Startled back to his senses, Xiong replied, “Negative. I . . . I have to finish something.”

“The rest of the crew is being beamed out as we speak.
Endeavour
is holding position until all personnel are accounted for. How long until you’re ready?”

An entire row of crystals shattered and rained to the floor in shards. A vast cloud of unnatural black smoke roiled inside the isolation chamber, its inky swirls swimming with violet motes of energy, its entire mass seething with violence and malice.

Xiong fought the temptation to trigger the self-destruct sequence right then. Instead, he forced himself to patch in a feed from Vanguard’s passive sensors, revealing the positions of the
Endeavour
and the
Enterprise,
the circling mass of the Tholian armada, and the escaping convoy of civilian vessels escorted by the
Sagittarius
.

“Tell them I won’t be coming,” Xiong said.

It was the only choice he could live with.
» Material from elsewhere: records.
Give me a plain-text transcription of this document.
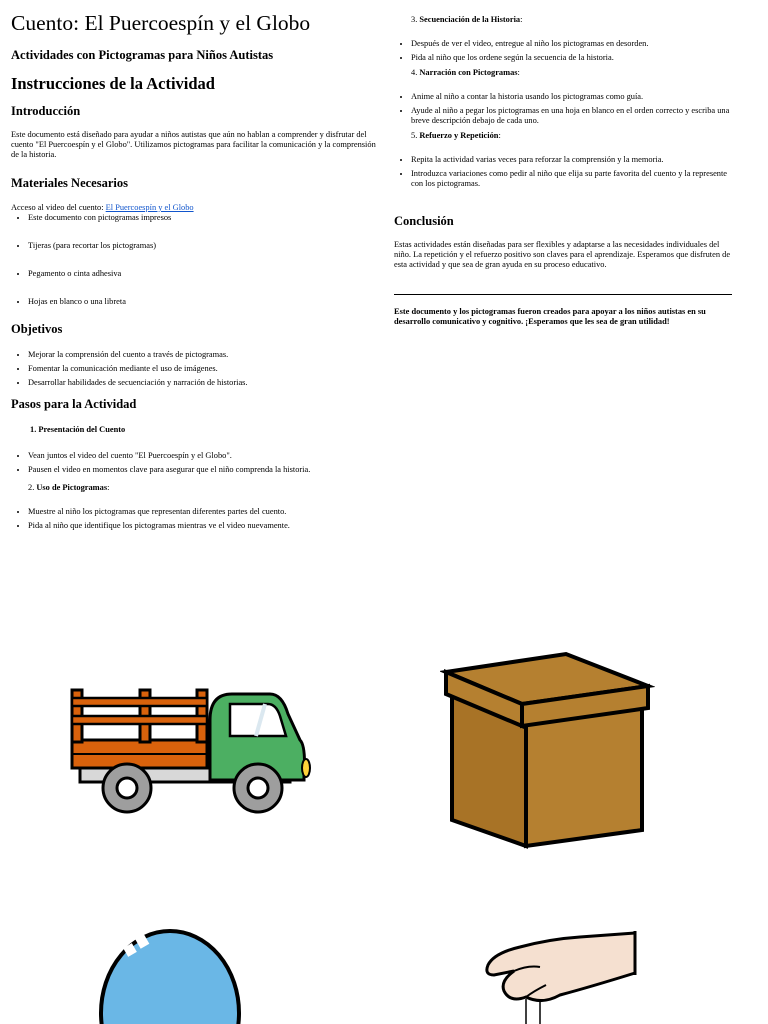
Cuento: El Puercoespín y el Globo
Actividades con Pictogramas para Niños Autistas
Instrucciones de la Actividad
Introducción

Este documento está diseñado para ayudar a niños autistas que aún no hablan a comprender y disfrutar del cuento "El Puercoespín y el Globo". Utilizamos pictogramas para facilitar la comunicación y la comprensión de la historia.

Materiales Necesarios

Acceso al video del cuento: El Puercoespín y el Globo

• Este documento con pictogramas impresos
• Tijeras (para recortar los pictogramas)
• Pegamento o cinta adhesiva
• Hojas en blanco o una libreta
Objetivos
• Mejorar la comprensión del cuento a través de pictogramas.
• Fomentar la comunicación mediante el uso de imágenes.
• Desarrollar habilidades de secuenciación y narración de historias.
Pasos para la Actividad

1. Presentación del Cuento

• Vean juntos el video del cuento "El Puercoespín y el Globo".
• Pausen el video en momentos clave para asegurar que el niño comprenda la historia.

2. Uso de Pictogramas:

• Muestre al niño los pictogramas que representan diferentes partes del cuento.
• Pida al niño que identifique los pictogramas mientras ve el video nuevamente.

3. Secuenciación de la Historia:

• Después de ver el video, entregue al niño los pictogramas en desorden.
• Pida al niño que los ordene según la secuencia de la historia.

4. Narración con Pictogramas:

• Anime al niño a contar la historia usando los pictogramas como guía.
• Ayude al niño a pegar los pictogramas en una hoja en blanco en el orden correcto y escriba una breve descripción debajo de cada uno.

5. Refuerzo y Repetición:

• Repita la actividad varias veces para reforzar la comprensión y la memoria.
• Introduzca variaciones como pedir al niño que elija su parte favorita del cuento y la represente con los pictogramas.
Conclusión

Estas actividades están diseñadas para ser flexibles y adaptarse a las necesidades individuales del niño. La repetición y el refuerzo positivo son claves para el aprendizaje. Esperamos que disfruten de esta actividad y que sea de gran ayuda en su proceso educativo.

Este documento y los pictogramas fueron creados para apoyar a los niños autistas en su desarrollo comunicativo y cognitivo. ¡Esperamos que les sea de gran utilidad!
If he set a long-enough delay on the self-destruct timer to permit the two
Constitution
-class starships to reach minimum safe distance, he couldn’t be certain the escaping Shedai wouldn’t disable the system after he left. If he triggered it now, he would doom the two starships and everyone aboard them to a fiery end. His only way of making sure he’d contained the threat he’d helped awaken
three years earlier was to stand over it and personally drag it down into oblivion.

“Captain Khatami refuses to leave you behind,”
T’Prynn said several seconds later.
“Stand by while we establish a transporter lock on your communicator.”

Cracks began to form in the transparent enclosure of the isolation chamber, the wall of triple-reinforced transparent steel that the engineers had assured him was impenetrable.

Xiong realized the
Endeavour
’s crew would never abandon him as long as there remained a chance that they could pluck him from danger, and he had no time to explain the true nature of the threat before them. He couldn’t take the chance that they would steal him away and leave the Shedai free to terrorize the galaxy for another aeon.

He dropped his communicator to the floor and crushed it under his heel. Putting his weight into it, he ground the fragile device beneath his boot until nothing remained but broken bits and coarse dust.

Inside the isolation chamber, the array collapsed like a house of cards in a gale.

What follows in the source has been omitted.